Era di nuovo sola in quell'angolo della stanza con solo i suoi pensieri a farle compagnia.
Il Silenzio la spaventava.
Il silenzio urlava contro le sue orecchie.
Gattonò terrorizzata fino alla luce e la spense tornando nel suo angolo.
Si prese la testa fra le mani.
E mentre le lacrime iniziavano copiose a rigarle il volto il pesante silenzio che aleggiava nella camera fu rotto dai suoi singhiozzi.
Era sola, nessuno l'avrebbe sentita nessuno le avrebbe chiesto come stava.

Scoppiò in pianto stringendo le ginocchia al petto.
La porta si aprì.
Si rannicchiò contro il muro nascondendo il volto.
"Ma guarda un po'..."
Quella era la sua voce.
"Stai ancora peggio dell'ultima volta che ti ho vista"
La ragazza cercò di frenare le lacrime e stare zitta mentre il nuovo arrivato le si avvicinava.
Erano due gocce d'acqua.
Entrambi castani con un cenno di ramatura rossastra.
Entrambi con gli occhi verdi dalle pagliuzze nocciola.
Le occhiaie di lei erano perfettamente specchiate sugli occhi di lui.
Lui si le si accucciò davanti prendendole il viso tra le mani.

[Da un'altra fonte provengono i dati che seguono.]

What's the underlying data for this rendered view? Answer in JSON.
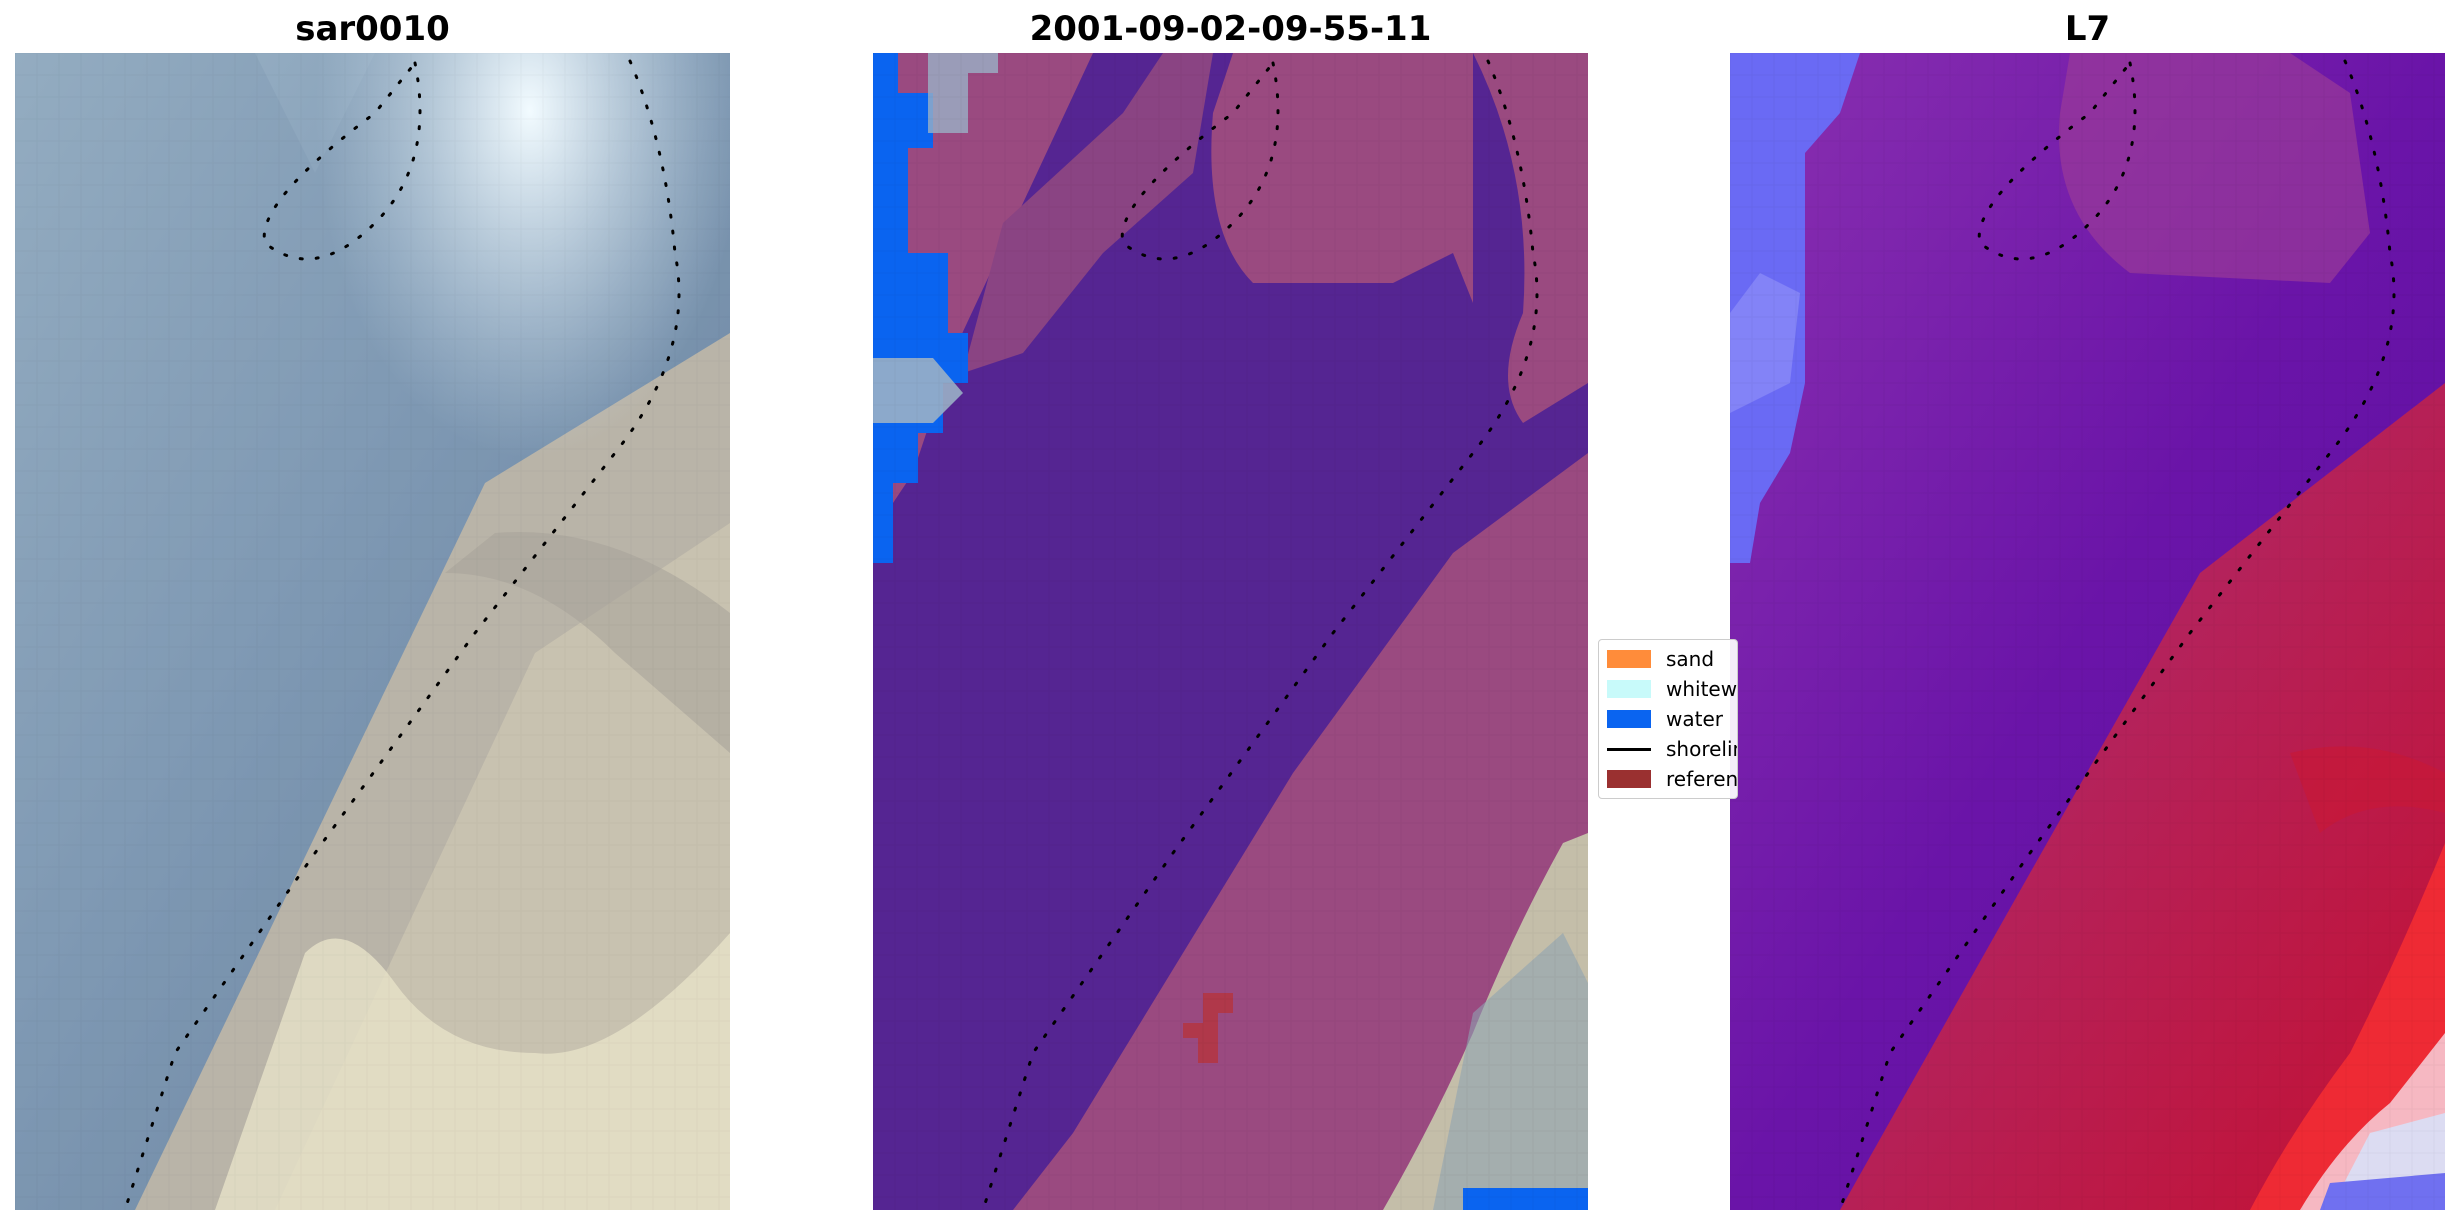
{
  "panels": {
    "rgb": {
      "title": "sar0010"
    },
    "classified": {
      "title": "2001-09-02-09-55-11"
    },
    "index": {
      "title": "L7"
    }
  },
  "legend": {
    "items": [
      {
        "label": "sand",
        "color": "#ff8c3a",
        "kind": "patch"
      },
      {
        "label": "whitewater",
        "color": "#c8fafa",
        "kind": "patch"
      },
      {
        "label": "water",
        "color": "#0a64f0",
        "kind": "patch"
      },
      {
        "label": "shoreline",
        "color": "#000000",
        "kind": "line"
      },
      {
        "label": "reference shoreline buffer",
        "color": "#9a3030",
        "kind": "patch"
      }
    ]
  },
  "colors": {
    "classified_water": "#552592",
    "classified_land": "#9a4a80",
    "rgb_water": "#6b86a6",
    "rgb_land": "#b8b6b0",
    "index_water": "#6a14a8",
    "index_land": "#c0204a"
  }
}
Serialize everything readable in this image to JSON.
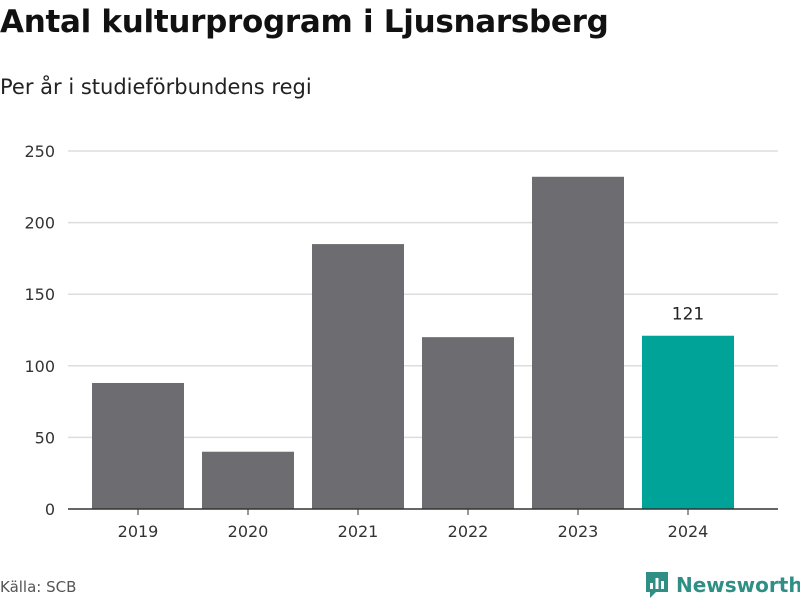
{
  "header": {
    "title": "Antal kulturprogram i Ljusnarsberg",
    "subtitle": "Per år i studieförbundens regi"
  },
  "footer": {
    "source": "Källa: SCB",
    "brand_name": "Newsworthy",
    "brand_icon": "bar-chart-bubble-icon"
  },
  "colors": {
    "bar_default": "#6d6c71",
    "bar_highlight": "#00a398",
    "grid": "#dddddd",
    "axis": "#333333",
    "brand": "#2f8f85"
  },
  "chart_data": {
    "type": "bar",
    "title": "Antal kulturprogram i Ljusnarsberg",
    "subtitle": "Per år i studieförbundens regi",
    "categories": [
      "2019",
      "2020",
      "2021",
      "2022",
      "2023",
      "2024"
    ],
    "values": [
      88,
      40,
      185,
      120,
      232,
      121
    ],
    "highlight_index": 5,
    "data_labels": [
      {
        "index": 5,
        "text": "121"
      }
    ],
    "xlabel": "",
    "ylabel": "",
    "ylim": [
      0,
      250
    ],
    "yticks": [
      0,
      50,
      100,
      150,
      200,
      250
    ],
    "grid": true
  }
}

C'era qualcosa nel suo sorriso che la intimidiva, una vena di follia che s'insinuava fino alle iridi.
"Quanto puoi essere stupida?"
Lei stette zitta, ci aveva fatto l'abitudine.
"Non mi parli nemmeno più ?"
Accennò un "no" con la testa.
"Non mi vuoi nemmeno dire chi o per cosa è stato stavolta?"
Scosse di nuovo la testa.
Il ragazzo s'irritò.
Lei si coprì velocemente il viso.
Non accadde nulla.
Allontanò le mani dal viso e solo allora lui le tirò una sberla.
"Se non mi dice cosa succede come pensi possa aiutarti?"
"Tu non mi sei mai di aiuto."
"Quindi se ti tiro una sberla parli, interessante come meccanismo."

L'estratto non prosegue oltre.